When Mrs. Clarence Larson of Bethesda visits a friend's house for lunch, she plugs her electric car into a standard wall socket so she will have a lively charge to drive home on.

Her husband uses the car for runs into Washington when he has business there. The Larsons live about 14 miles from the Cosmos Club, where Larson park the car and charges it up while he has lunch and then goes about his business using the Metro for aroundtown transportation.

This means that the car's 30-mile range is just right for the Larsons. They use it for shopping and running about town at speeds of up to 35 mph, and they have a station wagon and a couple fo Volkswagens for more demanding trips.

Larson, a retired commissioner of the former Atomic Energy Commission who always has been interested in the development of the nation's energy resources, converted the 1968 green karman Ghia to electric power two years ago with the help of his son, Lawrence, 19.

They bought the car for $1,000, spent another $1,000 for special instrumentation and controls and $500 for heavy-duty batteries, which have had to be replaced once so far.

There are many problems with the car, and while the Larsons have made it part of their lifestyle, they realize that widespread use of electric cars cannot take place until they are more practical.

"I would say it is the equivalent of a gas-driven car of 1920." said Larson. "The ordinary intelligent laymen could drive these cars today. But it means you have to put up with some inconveniences."

These include remenbering to plug it in, adequate but not very good acceleration, and the constant worry about whether you will hit too many traffic lights and not have enough power to get home.

Stopping for a light, he said, takes more than a mile off his 30-mile range "so you try to keep sliding through the lights."

"I think drivers (of electric cars) will have to take a course," said his wife. "If I'm in a hurry I'll accelerate quickly, and I can just see the voltmeter going down." She said she often did this when she first drove the car and before she learned how much it drained the batteries.

Recognizing problems like these. Congress late last year passed over President Ford's veto of $160 million measure authorizing development of electric cars. Eventually the government will buy up to 7.500 electric cars for testing and demonstration. Ford had called the measure premature.

The Energy Research and Development Administration announced this spring that General Electric Co. and Research Manufacturing Co. were selected to build experimental electric cars using improved lead-acid batteries with enough power to drive 75 miles at speeds up to 55 mph.

"Improved batteries are the key." said Larson. "Ordinary car batteries aren't good enough for an electric vehicle. They won't last 60 days."

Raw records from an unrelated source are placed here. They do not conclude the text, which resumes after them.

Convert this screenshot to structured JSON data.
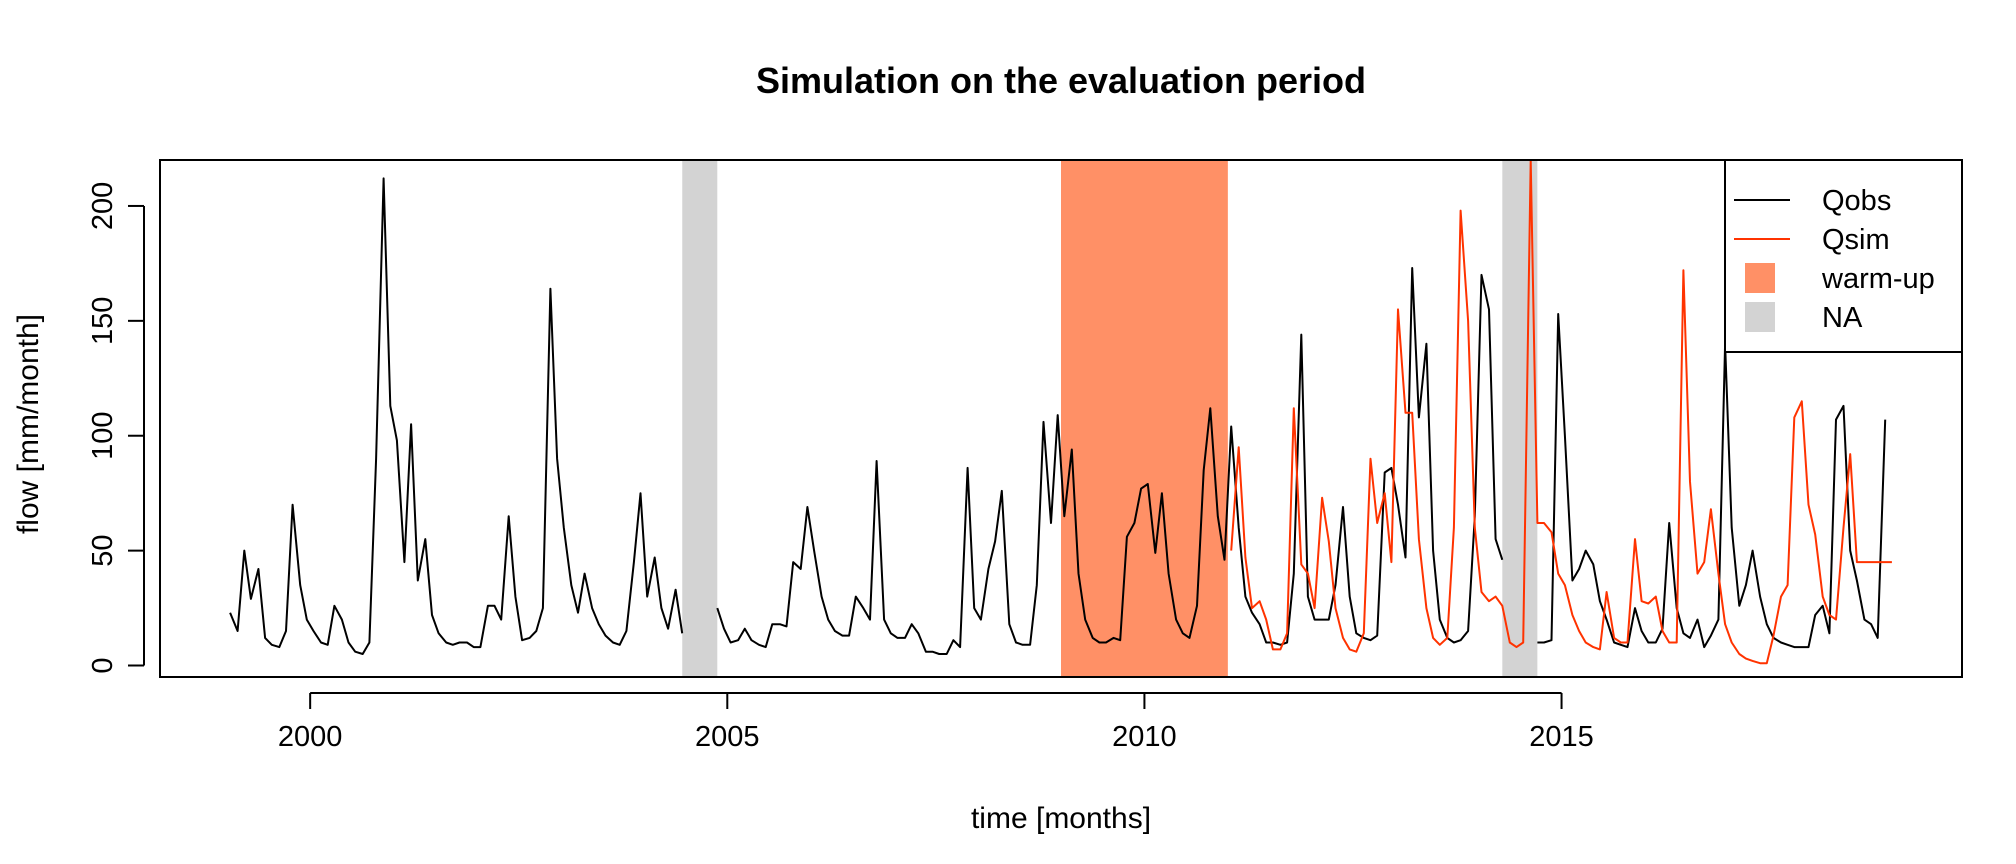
{
  "colors": {
    "qobs": "#000000",
    "qsim": "#FF3300",
    "warmup": "#FF9066",
    "na": "#D3D3D3"
  },
  "chart_data": {
    "type": "line",
    "title": "Simulation on the evaluation period",
    "xlabel": "time [months]",
    "ylabel": "flow [mm/month]",
    "xlim": [
      1998.2,
      2019.8
    ],
    "ylim": [
      -5,
      220
    ],
    "x_ticks": [
      2000,
      2005,
      2010,
      2015
    ],
    "y_ticks": [
      0,
      50,
      100,
      150,
      200
    ],
    "grid": false,
    "legend_position": "top-right",
    "legend": [
      {
        "label": "Qobs",
        "kind": "line",
        "color": "#000000"
      },
      {
        "label": "Qsim",
        "kind": "line",
        "color": "#FF3300"
      },
      {
        "label": "warm-up",
        "kind": "box",
        "color": "#FF9066"
      },
      {
        "label": "NA",
        "kind": "box",
        "color": "#D3D3D3"
      }
    ],
    "shaded_periods": [
      {
        "kind": "na",
        "start": 2004.46,
        "end": 2004.88
      },
      {
        "kind": "warmup",
        "start": 2009.0,
        "end": 2011.0
      },
      {
        "kind": "na",
        "start": 2014.29,
        "end": 2014.71
      }
    ],
    "series": [
      {
        "name": "Qobs",
        "color": "#000000",
        "segments": [
          {
            "x": [
              1999.04,
              1999.13,
              1999.21,
              1999.29,
              1999.38,
              1999.46,
              1999.54,
              1999.63,
              1999.71,
              1999.79,
              1999.88,
              1999.96,
              2000.04,
              2000.13,
              2000.21,
              2000.29,
              2000.38,
              2000.46,
              2000.54,
              2000.63,
              2000.71,
              2000.79,
              2000.88,
              2000.96,
              2001.04,
              2001.13,
              2001.21,
              2001.29,
              2001.38,
              2001.46,
              2001.54,
              2001.63,
              2001.71,
              2001.79,
              2001.88,
              2001.96,
              2002.04,
              2002.13,
              2002.21,
              2002.29,
              2002.38,
              2002.46,
              2002.54,
              2002.63,
              2002.71,
              2002.79,
              2002.88,
              2002.96,
              2003.04,
              2003.13,
              2003.21,
              2003.29,
              2003.38,
              2003.46,
              2003.54,
              2003.63,
              2003.71,
              2003.79,
              2003.88,
              2003.96,
              2004.04,
              2004.13,
              2004.21,
              2004.29,
              2004.38,
              2004.46
            ],
            "y": [
              23,
              15,
              50,
              29,
              42,
              12,
              9,
              8,
              15,
              70,
              35,
              20,
              15,
              10,
              9,
              26,
              20,
              10,
              6,
              5,
              10,
              90,
              212,
              113,
              98,
              45,
              105,
              37,
              55,
              22,
              14,
              10,
              9,
              10,
              10,
              8,
              8,
              26,
              26,
              20,
              65,
              30,
              11,
              12,
              15,
              25,
              164,
              90,
              60,
              35,
              23,
              40,
              25,
              18,
              13,
              10,
              9,
              15,
              45,
              75,
              30,
              47,
              25,
              16,
              33,
              14
            ]
          },
          {
            "x": [
              2004.88,
              2004.96,
              2005.04,
              2005.13,
              2005.21,
              2005.29,
              2005.38,
              2005.46,
              2005.54,
              2005.63,
              2005.71,
              2005.79,
              2005.88,
              2005.96,
              2006.04,
              2006.13,
              2006.21,
              2006.29,
              2006.38,
              2006.46,
              2006.54,
              2006.63,
              2006.71,
              2006.79,
              2006.88,
              2006.96,
              2007.04,
              2007.13,
              2007.21,
              2007.29,
              2007.38,
              2007.46,
              2007.54,
              2007.63,
              2007.71,
              2007.79,
              2007.88,
              2007.96,
              2008.04,
              2008.13,
              2008.21,
              2008.29,
              2008.38,
              2008.46,
              2008.54,
              2008.63,
              2008.71,
              2008.79,
              2008.88,
              2008.96,
              2009.04,
              2009.13,
              2009.21,
              2009.29,
              2009.38,
              2009.46,
              2009.54,
              2009.63,
              2009.71,
              2009.79,
              2009.88,
              2009.96,
              2010.04,
              2010.13,
              2010.21,
              2010.29,
              2010.38,
              2010.46,
              2010.54,
              2010.63,
              2010.71,
              2010.79,
              2010.88,
              2010.96,
              2011.04,
              2011.13,
              2011.21,
              2011.29,
              2011.38,
              2011.46,
              2011.54,
              2011.63,
              2011.71,
              2011.79,
              2011.88,
              2011.96,
              2012.04,
              2012.13,
              2012.21,
              2012.29,
              2012.38,
              2012.46,
              2012.54,
              2012.63,
              2012.71,
              2012.79,
              2012.88,
              2012.96,
              2013.04,
              2013.13,
              2013.21,
              2013.29,
              2013.38,
              2013.46,
              2013.54,
              2013.63,
              2013.71,
              2013.79,
              2013.88,
              2013.96,
              2014.04,
              2014.13,
              2014.21,
              2014.29
            ],
            "y": [
              25,
              16,
              10,
              11,
              16,
              11,
              9,
              8,
              18,
              18,
              17,
              45,
              42,
              69,
              50,
              30,
              20,
              15,
              13,
              13,
              30,
              25,
              20,
              89,
              20,
              14,
              12,
              12,
              18,
              14,
              6,
              6,
              5,
              5,
              11,
              8,
              86,
              25,
              20,
              42,
              54,
              76,
              18,
              10,
              9,
              9,
              35,
              106,
              62,
              109,
              65,
              94,
              40,
              20,
              12,
              10,
              10,
              12,
              11,
              56,
              62,
              77,
              79,
              49,
              75,
              40,
              20,
              14,
              12,
              26,
              85,
              112,
              65,
              46,
              104,
              60,
              30,
              23,
              18,
              10,
              10,
              9,
              10,
              40,
              144,
              30,
              20,
              20,
              20,
              35,
              69,
              30,
              14,
              12,
              11,
              13,
              84,
              86,
              70,
              47,
              173,
              108,
              140,
              50,
              20,
              12,
              10,
              11,
              15,
              65,
              170,
              155,
              55,
              46
            ]
          },
          {
            "x": [
              2014.71,
              2014.79,
              2014.88,
              2014.96,
              2015.04,
              2015.13,
              2015.21,
              2015.29,
              2015.38,
              2015.46,
              2015.54,
              2015.63,
              2015.71,
              2015.79,
              2015.88,
              2015.96,
              2016.04,
              2016.13,
              2016.21,
              2016.29,
              2016.38,
              2016.46,
              2016.54,
              2016.63,
              2016.71,
              2016.79,
              2016.88,
              2016.96,
              2017.04,
              2017.13,
              2017.21,
              2017.29,
              2017.38,
              2017.46,
              2017.54,
              2017.63,
              2017.71,
              2017.79,
              2017.88,
              2017.96,
              2018.04,
              2018.13,
              2018.21,
              2018.29,
              2018.38,
              2018.46,
              2018.54,
              2018.63,
              2018.71,
              2018.79,
              2018.88
            ],
            "y": [
              10,
              10,
              11,
              153,
              100,
              37,
              42,
              50,
              44,
              28,
              20,
              10,
              9,
              8,
              25,
              15,
              10,
              10,
              16,
              62,
              25,
              14,
              12,
              20,
              8,
              13,
              20,
              140,
              60,
              26,
              35,
              50,
              30,
              18,
              12,
              10,
              9,
              8,
              8,
              8,
              22,
              26,
              14,
              107,
              113,
              50,
              37,
              20,
              18,
              12,
              107
            ]
          }
        ]
      },
      {
        "name": "Qsim",
        "color": "#FF3300",
        "segments": [
          {
            "x": [
              2011.04,
              2011.13,
              2011.21,
              2011.29,
              2011.38,
              2011.46,
              2011.54,
              2011.63,
              2011.71,
              2011.79,
              2011.88,
              2011.96,
              2012.04,
              2012.13,
              2012.21,
              2012.29,
              2012.38,
              2012.46,
              2012.54,
              2012.63,
              2012.71,
              2012.79,
              2012.88,
              2012.96,
              2013.04,
              2013.13,
              2013.21,
              2013.29,
              2013.38,
              2013.46,
              2013.54,
              2013.63,
              2013.71,
              2013.79,
              2013.88,
              2013.96,
              2014.04,
              2014.13,
              2014.21,
              2014.29,
              2014.38,
              2014.46,
              2014.54,
              2014.63,
              2014.71,
              2014.79,
              2014.88,
              2014.96,
              2015.04,
              2015.13,
              2015.21,
              2015.29,
              2015.38,
              2015.46,
              2015.54,
              2015.63,
              2015.71,
              2015.79,
              2015.88,
              2015.96,
              2016.04,
              2016.13,
              2016.21,
              2016.29,
              2016.38,
              2016.46,
              2016.54,
              2016.63,
              2016.71,
              2016.79,
              2016.88,
              2016.96,
              2017.04,
              2017.13,
              2017.21,
              2017.29,
              2017.38,
              2017.46,
              2017.54,
              2017.63,
              2017.71,
              2017.79,
              2017.88,
              2017.96,
              2018.04,
              2018.13,
              2018.21,
              2018.29,
              2018.38,
              2018.46,
              2018.54,
              2018.63,
              2018.71,
              2018.79,
              2018.88,
              2018.96
            ],
            "y": [
              50,
              95,
              47,
              25,
              28,
              20,
              7,
              7,
              14,
              112,
              44,
              40,
              25,
              73,
              54,
              25,
              12,
              7,
              6,
              14,
              90,
              62,
              75,
              45,
              155,
              110,
              110,
              55,
              25,
              12,
              9,
              12,
              60,
              198,
              150,
              60,
              32,
              28,
              30,
              26,
              10,
              8,
              10,
              225,
              62,
              62,
              58,
              40,
              35,
              22,
              15,
              10,
              8,
              7,
              32,
              12,
              10,
              10,
              55,
              28,
              27,
              30,
              15,
              10,
              10,
              172,
              80,
              40,
              45,
              68,
              40,
              18,
              10,
              5,
              3,
              2,
              1,
              1,
              13,
              30,
              35,
              108,
              115,
              70,
              57,
              30,
              22,
              20,
              60,
              92,
              45,
              45,
              45,
              45,
              45,
              45
            ]
          }
        ]
      }
    ]
  }
}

Larson said he did not pamper his first set of batteries enough and they did not last long. Now he has 10 special electric vehicle batteries made by Globe Union. They resemble regular car batteries but are more powerful.

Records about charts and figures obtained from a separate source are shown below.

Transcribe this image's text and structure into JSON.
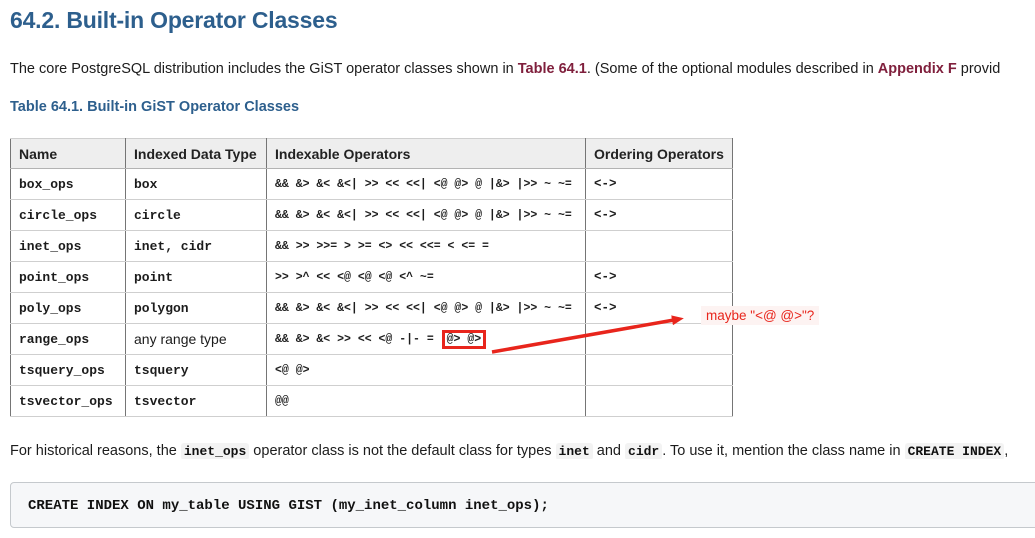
{
  "page": {
    "heading": "64.2. Built-in Operator Classes",
    "intro": {
      "text_1": "The core PostgreSQL distribution includes the GiST operator classes shown in ",
      "link_1": "Table 64.1",
      "text_2": ". (Some of the optional modules described in ",
      "link_2": "Appendix F",
      "text_3": " provid"
    },
    "table_caption": "Table 64.1. Built-in GiST Operator Classes"
  },
  "table": {
    "headers": [
      "Name",
      "Indexed Data Type",
      "Indexable Operators",
      "Ordering Operators"
    ],
    "rows": [
      {
        "name": "box_ops",
        "indexed_data_type": "box",
        "mono_type": true,
        "operators": "&& &> &< &<| >> << <<| <@ @> @ |&> |>> ~ ~=",
        "ordering": "<->"
      },
      {
        "name": "circle_ops",
        "indexed_data_type": "circle",
        "mono_type": true,
        "operators": "&& &> &< &<| >> << <<| <@ @> @ |&> |>> ~ ~=",
        "ordering": "<->"
      },
      {
        "name": "inet_ops",
        "indexed_data_type": "inet, cidr",
        "mono_type": true,
        "operators": "&& >> >>= > >= <> << <<= < <= =",
        "ordering": ""
      },
      {
        "name": "point_ops",
        "indexed_data_type": "point",
        "mono_type": true,
        "operators": ">> >^ << <@ <@ <@ <^ ~=",
        "ordering": "<->"
      },
      {
        "name": "poly_ops",
        "indexed_data_type": "polygon",
        "mono_type": true,
        "operators": "&& &> &< &<| >> << <<| <@ @> @ |&> |>> ~ ~=",
        "ordering": "<->"
      },
      {
        "name": "range_ops",
        "indexed_data_type": "any range type",
        "mono_type": false,
        "operators": "&& &> &< >> << <@ -|- = ",
        "boxed_operators": "@> @>",
        "ordering": ""
      },
      {
        "name": "tsquery_ops",
        "indexed_data_type": "tsquery",
        "mono_type": true,
        "operators": "<@ @>",
        "ordering": ""
      },
      {
        "name": "tsvector_ops",
        "indexed_data_type": "tsvector",
        "mono_type": true,
        "operators": "@@",
        "ordering": ""
      }
    ]
  },
  "annotation": {
    "label": "maybe \"<@ @>\"?",
    "boxed_text": "@> @>"
  },
  "historical_note": {
    "text_1": "For historical reasons, the ",
    "code_1": "inet_ops",
    "text_2": " operator class is not the default class for types ",
    "code_2": "inet",
    "text_3": " and ",
    "code_3": "cidr",
    "text_4": ". To use it, mention the class name in ",
    "code_4": "CREATE INDEX",
    "text_5": ","
  },
  "code_block": {
    "code": "CREATE INDEX ON my_table USING GIST (my_inet_column inet_ops);"
  },
  "colors": {
    "heading_blue": "#2d5f8d",
    "link_maroon": "#7f1f3c",
    "annotation_red": "#e8251c",
    "header_bg": "#eeeeee",
    "code_bg": "#f6f7f9"
  }
}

Larson says they should last three years with proper care. The main thing is not run them all the way down to "deep discharge" before charging them again. Also, it is best to charge them slowly at a regular electrical outlet rather than quickly with special equipment.

Larson said an electric car gets about three miles per kilawatt hour, although his own home-made car does not do quit that well. His batteries hold 10 kilowatt hours.

Since a kilowatt hour costs about 5 cents, he said; he can go 30 miles for about 50 cents. A car that fot 30 miles to a gallon of gas would cost a bit more to go that distance.

Larson conceded that the special costs of his electric car - $1,500 in special equipment plus periodic battery changes - would have to be figured on top of the fuel costs.

It takes his car about seven hours to put on a full charge, Larson said. Because the batteries charge more rapidly the lower they are, he can put on a half charge during the few hours he spends luching and doing business downtown.

Each time he charges his batteries at the Cosmos Club Larson sends the club a check for 10 cents a kilowatt hour - double the normal amount; for their trouble.

"Get in," he said after unplugging a yellow extension cord from a plug in his gas tank.

The car ran with a high-pitched whine. In back, where the gasoline engine had been removed, was a box containing heavy-duty electrical circuitry. The rows of batteries were under the back seat and in the front trunk space.

The batteries weihg about 600 pounds and the entire car about 1,700, Larson said. He said a lighter car would go farther, but his wife noted that other drivers tend to resent smaller electric cars that "look like golf carts."

Larson eased into traffic. He seemed jittery and tried to make as many lights as he could. Arriving at The Post building, he figured he had enough juice to make it home.